Insecurity coincides with a relative lack of government or international troop presence in these regions. The Karzai government's presence is viewed as weakest in the south (47 percent call it weak there), northwest (43 percent) and east (40 percent). Similarly, U.S. or other international forces are perceived as weakest in the south (68 percent weak) and northwest (52 percent).

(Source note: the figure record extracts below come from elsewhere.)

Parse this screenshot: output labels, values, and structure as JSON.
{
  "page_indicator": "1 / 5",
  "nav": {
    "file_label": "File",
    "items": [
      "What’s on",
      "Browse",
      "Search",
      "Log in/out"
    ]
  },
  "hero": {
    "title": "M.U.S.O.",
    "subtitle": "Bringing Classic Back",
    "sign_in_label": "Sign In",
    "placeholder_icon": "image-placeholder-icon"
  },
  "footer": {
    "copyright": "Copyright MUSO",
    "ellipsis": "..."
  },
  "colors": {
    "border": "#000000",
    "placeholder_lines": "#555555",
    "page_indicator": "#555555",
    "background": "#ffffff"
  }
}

But, especially in the south, negative ratings are not limited to security. Availability of medical care ranges from seven in 10 in Kabul to just 37 percent in the south. Positive local school ratings range from nine in 10 in Kabul down to 44 percent in the southwest.
And relatively few in the northwest or south anticipate things will get better soon. Just 35 percent in the northwest and 39 percent in the south expect things in their life to be better in a year; it bottoms out at 27 percent in a group of provinces from the southeast to the Kabul border. By contrast, about seven in 10 are optimistic in Kabul itself, and eight in 10 in the northern provinces.
Widespread corruption may be one factor causing dour views in the northwest, where corruption is called a big problem more than in any other region. Nearly nine in 10 -- 88 percent -- in the northwest call corruption a big problem in their area. As noted, more than four in 10 in the northwest know someone who's had to bribe a government official.
The number of Afghans who say the country's going in the right direction ranges from 71 percent in the central region to 51 percent in the south. But the decline in this measure from last year is not limited to the highest-conflict areas; it's down sharply in Kabul, the north and the east as well as in the south.
While Taliban activities are broadly felt, it's far from a strong or popular movement. Just 7 percent of Afghans call the Taliban a strong presence in their area, and 6 percent say it has substantial local support.
Intensity of sentiment is strongly against the Taliban as well. Not only do 89 percent view it unfavorably overall, but 76 percent rate it "very" unfavorably. (Osama bin Laden is even more unpopular.) And not only do 93 percent doubt the Taliban's ability to provide security, but 84 percent have no confidence in it at all. Seventy-four percent say it has no presence in their area whatsoever.
Still, 24 percent, one in four Afghans, say the Taliban has some presence in their area when those who say it has a "fairly weak" presence are included. And when "fairly weak" support is included, 19 percent say the Taliban has at least some local support.